Donal Ryan – The Latest Candidate for Patron Saint of Unpublished Authors

Let’s hear it for Donal Ryan – The Latest Candidate for Patron Saint of Unpublished Authors

We’ve all got our favourite stories of authors that overcame crushing rejection to be finally vindicated by literary or commercial success. The website Literary Rejections documents hundreds of rejections that probably still keep publishers and agents up at night, pining for a second chance at Lolita (“I recommend that it be buried under a stone for a thousand years.”), or even Chicken Soup for the Soul (“Anthologies don’t sell.”). Every aspiring author thinking about giving up should visit the site for solace and inspiration.

Now, into the Parthenon of the finally vindicated author, steps Irishman Donal Ryan, a 36 year old civil servant from Limerick who writes in his spare time. His manuscript for The Spinning Heart was rejected 47 times, and that was his second book, the first was probably filed away in a sock drawer somewhere. According to the Irish Independent, his manuscript was only noticed after an intern pulled it out of the slush pile at Dublin’s Lilliput Press and “raved about it” to the boss, Andrew Farrell. Farrell thought enough about it to make an offer, and, after Lilliput agreed to publish it, Doubleday Ireland wanted in on the action. Donal went from sitting by the window, waiting for the postman to arrive dragging the usual canvas sack of rejections and bills, to having a co-publishing deal with two respected publishers. In 2012, Lilliput published The Spinning Heart in hardback, and Doubleday did the same in paperback.

The Shining Heart went on to win Ireland’s Bord Gáis Energy Book of the Year prize, and last month it was longlisted for the Man Booker Prize. Longlist in this case is a bit of a misnomer, because the Mar Booker list has only 13 titles.

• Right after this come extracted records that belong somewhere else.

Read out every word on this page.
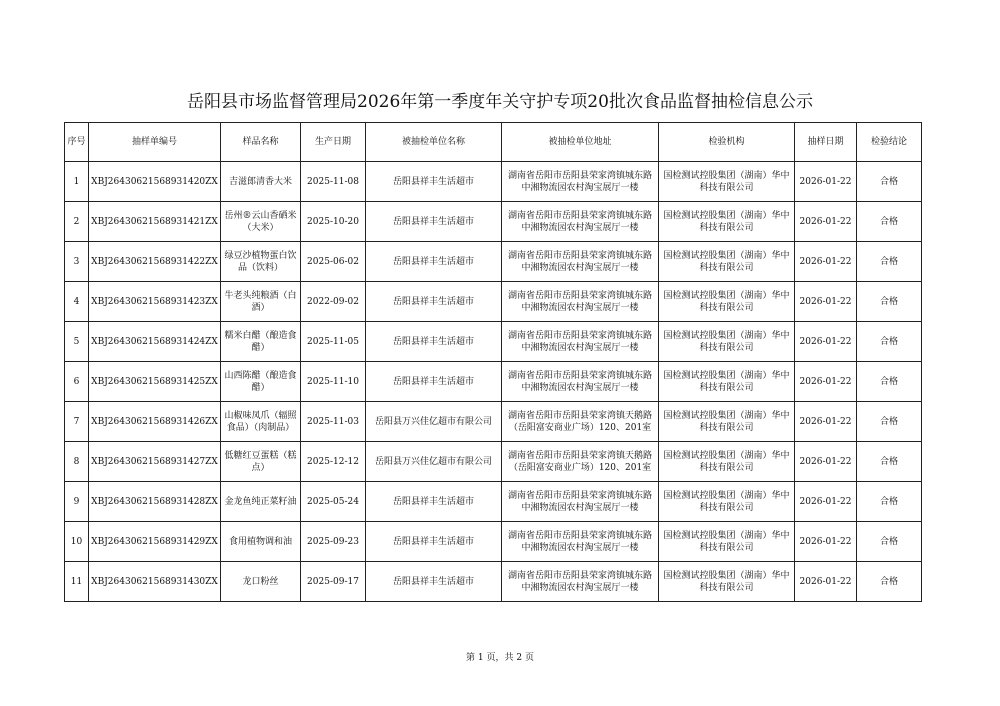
岳阳县市场监督管理局2026年第一季度年关守护专项20批次食品监督抽检信息公示
序号	抽样单编号	样品名称	生产日期	被抽检单位名称	被抽检单位地址	检验机构	抽样日期	检验结论
1	XBJ26430621568931420ZX	吉滋郎清香大米	2025-11-08	岳阳县祥丰生活超市	湖南省岳阳市岳阳县荣家湾镇城东路中湘物流园农村淘宝展厅一楼	国检测试控股集团（湖南）华中科技有限公司	2026-01-22	合格
2	XBJ26430621568931421ZX	岳州®云山香硒米（大米）	2025-10-20	岳阳县祥丰生活超市	湖南省岳阳市岳阳县荣家湾镇城东路中湘物流园农村淘宝展厅一楼	国检测试控股集团（湖南）华中科技有限公司	2026-01-22	合格
3	XBJ26430621568931422ZX	绿豆沙植物蛋白饮品（饮料）	2025-06-02	岳阳县祥丰生活超市	湖南省岳阳市岳阳县荣家湾镇城东路中湘物流园农村淘宝展厅一楼	国检测试控股集团（湖南）华中科技有限公司	2026-01-22	合格
4	XBJ26430621568931423ZX	牛老头纯粮酒（白酒）	2022-09-02	岳阳县祥丰生活超市	湖南省岳阳市岳阳县荣家湾镇城东路中湘物流园农村淘宝展厅一楼	国检测试控股集团（湖南）华中科技有限公司	2026-01-22	合格
5	XBJ26430621568931424ZX	糯米白醋（酿造食醋）	2025-11-05	岳阳县祥丰生活超市	湖南省岳阳市岳阳县荣家湾镇城东路中湘物流园农村淘宝展厅一楼	国检测试控股集团（湖南）华中科技有限公司	2026-01-22	合格
6	XBJ26430621568931425ZX	山西陈醋（酿造食醋）	2025-11-10	岳阳县祥丰生活超市	湖南省岳阳市岳阳县荣家湾镇城东路中湘物流园农村淘宝展厅一楼	国检测试控股集团（湖南）华中科技有限公司	2026-01-22	合格
7	XBJ26430621568931426ZX	山椒味凤爪（辐照食品）（肉制品）	2025-11-03	岳阳县万兴佳亿超市有限公司	湖南省岳阳市岳阳县荣家湾镇天鹅路（岳阳富安商业广场）120、201室	国检测试控股集团（湖南）华中科技有限公司	2026-01-22	合格
8	XBJ26430621568931427ZX	低糖红豆蛋糕（糕点）	2025-12-12	岳阳县万兴佳亿超市有限公司	湖南省岳阳市岳阳县荣家湾镇天鹅路（岳阳富安商业广场）120、201室	国检测试控股集团（湖南）华中科技有限公司	2026-01-22	合格
9	XBJ26430621568931428ZX	金龙鱼纯正菜籽油	2025-05-24	岳阳县祥丰生活超市	湖南省岳阳市岳阳县荣家湾镇城东路中湘物流园农村淘宝展厅一楼	国检测试控股集团（湖南）华中科技有限公司	2026-01-22	合格
10	XBJ26430621568931429ZX	食用植物调和油	2025-09-23	岳阳县祥丰生活超市	湖南省岳阳市岳阳县荣家湾镇城东路中湘物流园农村淘宝展厅一楼	国检测试控股集团（湖南）华中科技有限公司	2026-01-22	合格
11	XBJ26430621568931430ZX	龙口粉丝	2025-09-17	岳阳县祥丰生活超市	湖南省岳阳市岳阳县荣家湾镇城东路中湘物流园农村淘宝展厅一楼	国检测试控股集团（湖南）华中科技有限公司	2026-01-22	合格
第 1 页，共 2 页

In an interview for last year’s Dublin Book Festival, Donal mused about the best and worst things about writing. He said, “The worst thing about writing, so far, is rejection. Months and years of unread manuscripts; unanswered letters; emails floating ignored in the ether; crushed hopes; politely delivered heartbreak.”

Now, doesn’t that ring a bell? If you’re not up to fifty rejections, you’re not even trying.